The hubby forgot to weigh himself yesterday so we will find out what he weighs next week.
Non Scale Victories
- Both hubby and I completed the hydration challenge again which means we both have earned another 20 min back massage!
- I went to the Farmers Market (for the first time!) and came back with about 6 cucumbers, 6 ears of corn and a bag of onions for $6 bucks total. I am so going to go to the farmers market on a weekly basis!
- On Monday, I walked 4.5 miles; Wednesday- 5.5 miles, Friday-5.33 miles. All walked with ankle weights, a stroller with an 18 lb baby, and two 60 lb dogs!
Check out my walking buddies and the pretty (pretty dry!) landscape!
- I tracked on MFP and stayed under my calorie goal all week.
- I have been faithfully been participating in the 30/40/50 challenge
- I completed my 100 push ups for 100 likes!
- I got called "skinny" twice at church on Sunday!! Friends at church are telling me they can tell that I am losing weight.
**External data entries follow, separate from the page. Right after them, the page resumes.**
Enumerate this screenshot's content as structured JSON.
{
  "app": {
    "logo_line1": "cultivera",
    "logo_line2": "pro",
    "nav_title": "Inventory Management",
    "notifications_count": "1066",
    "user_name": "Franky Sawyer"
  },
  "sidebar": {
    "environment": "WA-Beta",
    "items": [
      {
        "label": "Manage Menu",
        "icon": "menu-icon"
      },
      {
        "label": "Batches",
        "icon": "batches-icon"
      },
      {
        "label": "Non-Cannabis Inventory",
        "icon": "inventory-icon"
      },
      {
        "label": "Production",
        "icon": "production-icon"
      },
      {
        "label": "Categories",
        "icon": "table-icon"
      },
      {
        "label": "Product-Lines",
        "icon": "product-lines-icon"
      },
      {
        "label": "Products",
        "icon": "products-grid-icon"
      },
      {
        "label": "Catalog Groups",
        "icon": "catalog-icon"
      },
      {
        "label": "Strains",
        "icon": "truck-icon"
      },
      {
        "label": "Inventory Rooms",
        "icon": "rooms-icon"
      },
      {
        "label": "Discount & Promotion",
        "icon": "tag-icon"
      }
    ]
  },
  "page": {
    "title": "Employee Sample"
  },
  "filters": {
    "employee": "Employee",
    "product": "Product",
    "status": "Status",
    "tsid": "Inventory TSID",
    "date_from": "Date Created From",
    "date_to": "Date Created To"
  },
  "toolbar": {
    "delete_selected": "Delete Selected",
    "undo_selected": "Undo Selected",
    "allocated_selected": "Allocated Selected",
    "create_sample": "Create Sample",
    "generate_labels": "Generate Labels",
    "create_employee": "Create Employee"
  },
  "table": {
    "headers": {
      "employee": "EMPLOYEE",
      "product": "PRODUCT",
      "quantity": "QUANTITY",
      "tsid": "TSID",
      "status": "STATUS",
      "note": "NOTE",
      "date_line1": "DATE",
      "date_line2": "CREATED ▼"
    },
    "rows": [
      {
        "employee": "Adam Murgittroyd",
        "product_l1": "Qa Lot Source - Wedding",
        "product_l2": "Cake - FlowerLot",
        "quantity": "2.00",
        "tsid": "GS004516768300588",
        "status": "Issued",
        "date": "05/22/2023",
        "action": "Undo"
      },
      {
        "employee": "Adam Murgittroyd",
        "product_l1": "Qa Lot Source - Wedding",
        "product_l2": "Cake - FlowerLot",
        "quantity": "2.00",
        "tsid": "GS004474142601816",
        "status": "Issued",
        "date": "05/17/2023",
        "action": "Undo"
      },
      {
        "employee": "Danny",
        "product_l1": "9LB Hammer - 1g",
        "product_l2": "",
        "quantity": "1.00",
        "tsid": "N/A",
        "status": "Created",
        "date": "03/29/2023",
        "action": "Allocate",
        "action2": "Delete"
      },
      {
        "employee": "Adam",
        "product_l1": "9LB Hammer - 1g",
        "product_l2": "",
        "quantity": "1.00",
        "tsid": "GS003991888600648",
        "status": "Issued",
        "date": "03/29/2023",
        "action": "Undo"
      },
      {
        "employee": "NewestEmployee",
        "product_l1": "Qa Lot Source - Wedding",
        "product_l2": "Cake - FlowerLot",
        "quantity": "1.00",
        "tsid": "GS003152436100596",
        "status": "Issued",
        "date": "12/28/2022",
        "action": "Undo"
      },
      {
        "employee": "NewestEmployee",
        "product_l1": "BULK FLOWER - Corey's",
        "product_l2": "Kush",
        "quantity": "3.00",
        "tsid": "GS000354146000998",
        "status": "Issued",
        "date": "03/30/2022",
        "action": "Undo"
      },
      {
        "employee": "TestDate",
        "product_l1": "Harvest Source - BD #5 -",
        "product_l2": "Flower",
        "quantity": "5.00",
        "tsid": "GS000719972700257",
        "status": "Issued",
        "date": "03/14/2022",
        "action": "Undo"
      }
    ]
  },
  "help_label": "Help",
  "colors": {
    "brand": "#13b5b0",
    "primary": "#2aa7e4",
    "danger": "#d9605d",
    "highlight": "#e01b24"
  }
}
My goal isn't to be SKINNY, but the fact that people can see a difference makes me SOOO happy!
My fail for the week was that I only blogged once :( Sorry about that. It was a very busy week and this one will be equally busy!!! But I promise to be better about blogging!
So what do you use to cope with stressful times in your life? Are you a worrier? I know I am not the only one who has the "what ifs" running through thier head. How do you cope when there is something of the "unknown" (like my mom's mystery blood levels)? Help a sister out! And if you have a moment, a little prayer would be so appreciated!!!